Consumer ignorance undermines life
The growth potential of the life industry in Australia is being curtailed by “poor consumer understanding of the true benefits of life and related insurance”, according to a new research paper by the Investment and Financial Services Association’s (IFSA’s) Protection Gap Working Group.
‘Project Lingo — the Language of Life Insurance’ found this lack of under_standing is “often exacerbated by conflicting messages and language patterns” used by marketers and product managers to communicate their products and their benefits to consumers.
Conducted by TNS on behalf of the Working Group, the consumer research is believed to represent a first attempt by the risk insurance sector to research the impact of product communication on Australia’s intractable under-insurance gap.

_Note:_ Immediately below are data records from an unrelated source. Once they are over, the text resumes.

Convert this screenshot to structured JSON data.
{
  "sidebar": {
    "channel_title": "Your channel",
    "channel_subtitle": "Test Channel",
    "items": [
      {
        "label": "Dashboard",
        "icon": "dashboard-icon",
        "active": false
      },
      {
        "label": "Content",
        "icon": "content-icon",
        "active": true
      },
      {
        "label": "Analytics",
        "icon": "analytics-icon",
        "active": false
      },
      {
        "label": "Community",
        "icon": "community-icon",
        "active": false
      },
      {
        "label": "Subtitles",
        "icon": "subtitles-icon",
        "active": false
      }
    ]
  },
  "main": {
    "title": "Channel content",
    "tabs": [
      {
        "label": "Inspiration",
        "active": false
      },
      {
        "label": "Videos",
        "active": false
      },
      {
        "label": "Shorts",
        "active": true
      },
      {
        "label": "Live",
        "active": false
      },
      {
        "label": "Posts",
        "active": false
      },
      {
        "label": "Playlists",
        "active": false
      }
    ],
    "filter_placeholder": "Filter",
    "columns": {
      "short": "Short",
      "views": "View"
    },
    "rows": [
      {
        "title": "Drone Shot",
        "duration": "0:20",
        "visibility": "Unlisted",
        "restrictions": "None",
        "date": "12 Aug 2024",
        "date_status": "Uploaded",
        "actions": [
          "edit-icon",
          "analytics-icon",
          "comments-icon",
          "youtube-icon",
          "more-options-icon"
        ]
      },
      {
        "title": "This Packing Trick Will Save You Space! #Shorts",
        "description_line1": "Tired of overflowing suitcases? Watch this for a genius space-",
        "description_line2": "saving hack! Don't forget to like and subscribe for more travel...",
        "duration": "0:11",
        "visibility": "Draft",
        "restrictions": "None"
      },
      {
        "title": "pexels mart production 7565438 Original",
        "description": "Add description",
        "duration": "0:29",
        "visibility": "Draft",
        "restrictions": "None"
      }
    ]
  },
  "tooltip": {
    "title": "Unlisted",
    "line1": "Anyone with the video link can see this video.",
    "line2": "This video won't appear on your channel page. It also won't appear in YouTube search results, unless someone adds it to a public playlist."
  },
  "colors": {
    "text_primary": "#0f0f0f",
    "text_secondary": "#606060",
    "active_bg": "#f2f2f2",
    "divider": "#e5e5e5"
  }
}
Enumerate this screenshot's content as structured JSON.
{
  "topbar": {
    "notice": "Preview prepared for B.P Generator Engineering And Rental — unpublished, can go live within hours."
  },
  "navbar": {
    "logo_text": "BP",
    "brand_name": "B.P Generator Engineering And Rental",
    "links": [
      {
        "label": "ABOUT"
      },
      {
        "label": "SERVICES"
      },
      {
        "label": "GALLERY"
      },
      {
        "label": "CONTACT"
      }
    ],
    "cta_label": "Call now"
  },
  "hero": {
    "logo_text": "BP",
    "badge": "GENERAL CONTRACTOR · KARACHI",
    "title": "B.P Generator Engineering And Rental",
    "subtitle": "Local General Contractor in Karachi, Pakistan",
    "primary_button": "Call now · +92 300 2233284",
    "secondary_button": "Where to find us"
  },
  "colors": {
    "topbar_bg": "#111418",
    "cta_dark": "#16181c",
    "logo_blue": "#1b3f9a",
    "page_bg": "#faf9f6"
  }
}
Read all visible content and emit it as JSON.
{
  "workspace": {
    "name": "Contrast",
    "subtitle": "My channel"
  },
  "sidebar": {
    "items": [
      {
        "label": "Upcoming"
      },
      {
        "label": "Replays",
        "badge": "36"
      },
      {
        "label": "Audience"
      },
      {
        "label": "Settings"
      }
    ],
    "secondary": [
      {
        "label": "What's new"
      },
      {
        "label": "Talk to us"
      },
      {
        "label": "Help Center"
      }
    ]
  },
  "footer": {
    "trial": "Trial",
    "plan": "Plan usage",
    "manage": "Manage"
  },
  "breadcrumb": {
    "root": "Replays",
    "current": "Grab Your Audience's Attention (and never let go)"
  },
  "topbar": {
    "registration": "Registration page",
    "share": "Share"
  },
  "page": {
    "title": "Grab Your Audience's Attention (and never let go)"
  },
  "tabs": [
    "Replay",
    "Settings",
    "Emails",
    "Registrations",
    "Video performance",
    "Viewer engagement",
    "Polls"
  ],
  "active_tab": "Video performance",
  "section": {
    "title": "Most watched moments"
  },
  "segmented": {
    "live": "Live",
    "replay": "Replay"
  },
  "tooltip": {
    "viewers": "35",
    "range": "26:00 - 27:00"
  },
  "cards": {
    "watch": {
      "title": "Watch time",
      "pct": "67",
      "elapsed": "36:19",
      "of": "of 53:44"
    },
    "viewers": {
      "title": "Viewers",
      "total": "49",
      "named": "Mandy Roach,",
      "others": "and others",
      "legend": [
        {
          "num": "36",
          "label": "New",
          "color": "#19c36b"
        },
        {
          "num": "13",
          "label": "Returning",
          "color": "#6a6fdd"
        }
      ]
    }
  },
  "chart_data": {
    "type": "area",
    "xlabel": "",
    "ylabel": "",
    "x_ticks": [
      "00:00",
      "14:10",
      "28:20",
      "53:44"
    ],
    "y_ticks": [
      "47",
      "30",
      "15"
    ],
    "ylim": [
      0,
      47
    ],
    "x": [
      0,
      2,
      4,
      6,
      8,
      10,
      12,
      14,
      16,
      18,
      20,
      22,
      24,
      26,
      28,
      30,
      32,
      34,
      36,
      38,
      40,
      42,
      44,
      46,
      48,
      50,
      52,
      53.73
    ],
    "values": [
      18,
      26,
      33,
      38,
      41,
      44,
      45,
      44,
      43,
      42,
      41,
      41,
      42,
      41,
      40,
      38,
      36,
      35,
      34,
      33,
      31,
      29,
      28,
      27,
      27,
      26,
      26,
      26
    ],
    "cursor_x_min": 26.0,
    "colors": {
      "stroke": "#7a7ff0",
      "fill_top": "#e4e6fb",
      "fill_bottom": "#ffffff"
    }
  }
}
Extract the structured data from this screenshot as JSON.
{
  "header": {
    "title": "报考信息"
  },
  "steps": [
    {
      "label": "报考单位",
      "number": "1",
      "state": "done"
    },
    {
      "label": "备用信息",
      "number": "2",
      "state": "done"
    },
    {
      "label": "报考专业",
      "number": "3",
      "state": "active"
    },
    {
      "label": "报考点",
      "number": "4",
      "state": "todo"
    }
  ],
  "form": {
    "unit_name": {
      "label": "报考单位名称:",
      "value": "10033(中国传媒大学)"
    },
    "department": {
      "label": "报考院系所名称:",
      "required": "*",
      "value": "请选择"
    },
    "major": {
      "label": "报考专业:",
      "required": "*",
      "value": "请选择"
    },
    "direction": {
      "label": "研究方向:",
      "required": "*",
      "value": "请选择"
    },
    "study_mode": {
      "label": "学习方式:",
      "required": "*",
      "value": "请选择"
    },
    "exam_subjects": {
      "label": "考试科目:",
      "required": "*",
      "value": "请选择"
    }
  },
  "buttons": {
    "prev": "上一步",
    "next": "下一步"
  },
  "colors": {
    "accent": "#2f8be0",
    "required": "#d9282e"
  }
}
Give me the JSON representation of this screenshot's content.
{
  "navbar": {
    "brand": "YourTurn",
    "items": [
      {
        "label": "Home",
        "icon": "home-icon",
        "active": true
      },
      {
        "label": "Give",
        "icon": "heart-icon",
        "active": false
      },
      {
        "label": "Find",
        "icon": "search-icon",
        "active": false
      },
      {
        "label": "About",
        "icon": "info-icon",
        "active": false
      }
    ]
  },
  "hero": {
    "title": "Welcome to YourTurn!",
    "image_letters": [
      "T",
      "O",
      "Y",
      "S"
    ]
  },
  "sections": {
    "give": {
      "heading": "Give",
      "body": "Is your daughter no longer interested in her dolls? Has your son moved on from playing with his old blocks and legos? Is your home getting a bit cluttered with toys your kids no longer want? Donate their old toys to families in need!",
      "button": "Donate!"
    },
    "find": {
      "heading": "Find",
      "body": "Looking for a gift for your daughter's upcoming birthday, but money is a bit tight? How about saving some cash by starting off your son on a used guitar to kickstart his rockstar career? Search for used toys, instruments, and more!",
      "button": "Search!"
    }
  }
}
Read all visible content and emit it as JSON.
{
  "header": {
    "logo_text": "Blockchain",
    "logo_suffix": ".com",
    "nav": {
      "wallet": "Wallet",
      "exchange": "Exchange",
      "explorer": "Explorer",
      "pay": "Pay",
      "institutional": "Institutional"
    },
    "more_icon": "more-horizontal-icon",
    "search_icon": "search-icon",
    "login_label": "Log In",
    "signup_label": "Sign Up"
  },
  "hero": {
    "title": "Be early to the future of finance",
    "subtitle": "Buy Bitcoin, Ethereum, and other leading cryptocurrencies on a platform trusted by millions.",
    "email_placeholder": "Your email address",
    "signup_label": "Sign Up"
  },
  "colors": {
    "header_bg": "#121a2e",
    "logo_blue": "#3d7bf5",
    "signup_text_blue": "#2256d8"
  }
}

It is reportedly the last of three research projects planned by the group, and follows the release over the past 18 months of ‘Life Insurance Protection Gap — Families with Children’ and ‘Income Protection Gap — Self-employed and Small Business Owners’.
A commentary on the motivations for the research paper said life companies “produce a wide-range of collateral material to help support their own campaigns, yet little is known about how consumers assimilate the language in written communications”.
The results of the three research projects will now be discussed by the working group, which comprises various risk sector representatives, before being collated into a pending presentation it will make to the IFSA board on its under-insurance gap findings and potential recommendations.
Working Group member Gerard Kerr, also senior risk product manager at Asteron, said the latest research project had “clearly identified a need by industry leaders to communicate the benefits of life and related policies in language consumers can truly understand”.
“There’s no doubt there’s currently a disconnect between what we’re trying to communicate as an industry to end-consumers of life insurance products and how end-consumers are assimilating this information.
“In general, the consumer appears to have a reasonable understanding of what term life as a product means and offers, but they are less clear about trauma, critical illness and income protection.”
Kerr added that the research reveals the industry will also have to overcome a “prevailing perception by end-consumers that life insurance products will inevitably be too complicated to understand, and that there will also be accompanying fine print”.
~ Earlier last month, IFSA, in conjunction with the Australian Bankers’ Association (ABA) and the Insurance Council, also launched a ‘plain-English’ financial literacy booklet on insurance for consumers.
Entitled ‘Smarter Insurance — Protect Your Assets and Secure Your Future’, the free booklet provides consumers with practical answers to frequently asked questions about insurance.